I felt terrible the following morning and thoughts of going home had returned. I had been feeling this a lot recently and despite knowing I was just hungover, I began to spiral. My mind was put to ease though when I walked in to the kitchen to find an open map of Georgia out on the work surface. ‘Get to Georgia, get the visa to China, and carry on’, I heard a voice in my head tell me.
I could not wait to rest over winter. I was having days where I would wake up with sore muscles and a sick feeling others where I felt like I had endless energy and motivation. My body was now running on reserve energy and some days it ran out.
Uzbekistan has not yet been ruined by tourism, as many countries have (especially in Southeast Asia); nobody tries to sell you anything you aren’t interested in and shop and cafe owners do not attempt to rip you off. Once I even gave more than I had been asked because I felt guilty. Visit as soon as you can, before it is too late.
I walked out of Bukhara before the sun came up to avoid the heat. Traffic was thin now as I headed further West into the desert. I enjoyed the beginning of this serenity as I continued to walk.
I hopelessly put my thumb out to a truck with both of the seats occupied, but they stopped for me anyway.
They took me all the way to Nukus – a 12 hour ride on surprisingly good road. We talked for about 7 minutes during the ride, which was fine by me because it meant I could read and sleep on their bed.
I watched the gradual progression in landscape as the road went from civilized desert to sandy blankness.
They left me on the outside of the city where I got my sleeping bag and roll mat out and slept on the sand. This was a new feeling for me and I managed to keep my equipment relatively sand-free.
Nukus was the last city before entering the vast, open desert, meeting settlement again in Aktau on the Caspian Sea.. There were two tasks I had here – get an e-visa for Azerbaijan and print it, and register my stay in Nukus, since it had been almost the maximum 3 nights since I last did it.
For these tasks I would need a print shop and Wi-Fi. I walked for hours seemingly hopelessly to the other side of the city in the humid, sandy and windy streets. I had to wear my face scarf to stop myself sneezing every few seconds.
Finally, like an oasis, a printing shop emerged. I used their Wi-Fi to submit the application for the e-visa, which, it turned out, would take up to 3 days to be issued. At first, I didn’t like this, but I was glad because I would have to rest. I walked back out of the city to a a spot among the dry desert vegetation and looked forward to the coming days of having nothing to do but read, eat, sleep and write.
The next morning, I navigated from memory to the Wi-Fi spot to find that the visa hadn’t been issued yet. I got some lunch in a small café where I hung out for a few hours.
A very attractive girl, about my age, called to me. ‘You’re from England?’ she asked, as if I were a celebrity. I mistook Gulbahkar’s enthusiasm for attraction.

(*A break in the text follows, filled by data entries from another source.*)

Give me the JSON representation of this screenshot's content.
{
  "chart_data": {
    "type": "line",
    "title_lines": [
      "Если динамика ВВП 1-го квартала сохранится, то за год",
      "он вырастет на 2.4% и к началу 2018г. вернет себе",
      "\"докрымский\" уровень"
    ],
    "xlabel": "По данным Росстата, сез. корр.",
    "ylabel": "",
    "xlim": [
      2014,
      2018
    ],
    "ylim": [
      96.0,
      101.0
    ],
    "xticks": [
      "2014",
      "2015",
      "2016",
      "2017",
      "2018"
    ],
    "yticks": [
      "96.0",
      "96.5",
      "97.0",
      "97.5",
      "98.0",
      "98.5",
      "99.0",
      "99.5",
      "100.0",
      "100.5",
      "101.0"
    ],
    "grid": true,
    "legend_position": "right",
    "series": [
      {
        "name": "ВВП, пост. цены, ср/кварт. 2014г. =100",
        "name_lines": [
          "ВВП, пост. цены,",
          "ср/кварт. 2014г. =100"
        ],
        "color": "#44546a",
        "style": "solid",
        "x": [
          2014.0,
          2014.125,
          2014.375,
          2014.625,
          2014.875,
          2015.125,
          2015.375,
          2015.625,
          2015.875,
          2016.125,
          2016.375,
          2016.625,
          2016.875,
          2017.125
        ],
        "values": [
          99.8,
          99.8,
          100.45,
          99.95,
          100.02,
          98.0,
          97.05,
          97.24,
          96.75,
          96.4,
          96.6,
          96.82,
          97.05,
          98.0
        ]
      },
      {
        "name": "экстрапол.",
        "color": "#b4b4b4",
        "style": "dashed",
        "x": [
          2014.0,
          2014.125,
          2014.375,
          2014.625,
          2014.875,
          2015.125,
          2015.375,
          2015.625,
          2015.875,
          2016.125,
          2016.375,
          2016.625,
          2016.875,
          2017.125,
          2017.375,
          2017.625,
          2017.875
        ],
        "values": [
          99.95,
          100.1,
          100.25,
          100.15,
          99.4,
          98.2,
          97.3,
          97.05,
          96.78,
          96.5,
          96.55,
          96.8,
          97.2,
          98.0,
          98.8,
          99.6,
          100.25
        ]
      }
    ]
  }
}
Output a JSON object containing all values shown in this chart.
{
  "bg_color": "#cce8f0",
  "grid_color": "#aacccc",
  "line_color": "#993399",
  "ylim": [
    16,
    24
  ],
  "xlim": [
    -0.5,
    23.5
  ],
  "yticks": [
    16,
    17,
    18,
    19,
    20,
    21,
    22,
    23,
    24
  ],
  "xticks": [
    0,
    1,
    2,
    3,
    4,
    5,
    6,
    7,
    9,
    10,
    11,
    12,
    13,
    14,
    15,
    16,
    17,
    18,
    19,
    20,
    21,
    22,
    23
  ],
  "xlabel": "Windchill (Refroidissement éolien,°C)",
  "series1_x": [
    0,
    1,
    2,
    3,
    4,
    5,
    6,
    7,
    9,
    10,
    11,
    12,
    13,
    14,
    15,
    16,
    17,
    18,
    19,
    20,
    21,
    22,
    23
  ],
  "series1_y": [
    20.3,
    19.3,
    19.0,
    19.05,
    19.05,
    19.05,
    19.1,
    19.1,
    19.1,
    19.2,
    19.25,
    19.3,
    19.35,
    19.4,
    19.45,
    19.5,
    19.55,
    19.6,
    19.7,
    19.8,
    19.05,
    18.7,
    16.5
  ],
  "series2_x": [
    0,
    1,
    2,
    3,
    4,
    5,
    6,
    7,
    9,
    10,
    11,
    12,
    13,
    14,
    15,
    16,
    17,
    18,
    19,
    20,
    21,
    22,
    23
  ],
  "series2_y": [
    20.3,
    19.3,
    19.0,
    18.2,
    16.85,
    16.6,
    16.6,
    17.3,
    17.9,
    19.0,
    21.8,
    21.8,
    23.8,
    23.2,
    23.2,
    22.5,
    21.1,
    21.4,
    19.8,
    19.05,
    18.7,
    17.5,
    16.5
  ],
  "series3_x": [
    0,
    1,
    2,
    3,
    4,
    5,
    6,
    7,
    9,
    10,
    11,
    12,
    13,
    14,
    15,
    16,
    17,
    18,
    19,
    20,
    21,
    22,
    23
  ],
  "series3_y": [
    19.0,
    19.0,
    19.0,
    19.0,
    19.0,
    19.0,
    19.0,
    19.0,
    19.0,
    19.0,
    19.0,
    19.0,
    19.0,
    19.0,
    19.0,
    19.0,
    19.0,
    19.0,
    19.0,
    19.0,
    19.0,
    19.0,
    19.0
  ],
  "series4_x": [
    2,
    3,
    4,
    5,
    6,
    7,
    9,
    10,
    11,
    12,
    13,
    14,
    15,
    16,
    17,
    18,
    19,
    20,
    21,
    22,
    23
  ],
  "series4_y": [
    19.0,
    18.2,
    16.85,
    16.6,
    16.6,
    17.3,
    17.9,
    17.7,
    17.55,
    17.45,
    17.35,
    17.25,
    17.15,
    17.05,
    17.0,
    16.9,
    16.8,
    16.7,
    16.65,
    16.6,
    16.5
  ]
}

‘It is my dream to go to London’, she told me; as was every Uzbek’s dream. What did we do to them?
I considered marrying her, just to get around my visa problem by getting free entry into Russia. After a bit of research, it turned out I would have to give up my Irish and British citizenships to obtain Uzbek. Oh well.
She took me to the school where she taught English and the students were even more excited than she was. They couldn’t ask any more than what my name was, where I was from, and how old I was, and I went between 4 classes and got asked those questions more times than I can remember. I spoke a bit about my adventure, told them where I had slept and travelled to. The shining looks of excitement and inspiration on their faces really inspired me to start public speaking and that evening, the email to send to potential hosts was written in a few minutes.
After another night in the shrubs, I spent most of the day doing nothing but reading and drinking tea. My visa had finally been issued and I checked in to the only Hotel in Nukus to get the final registration slip; there would be no more on the way to the border with Kazakhstan.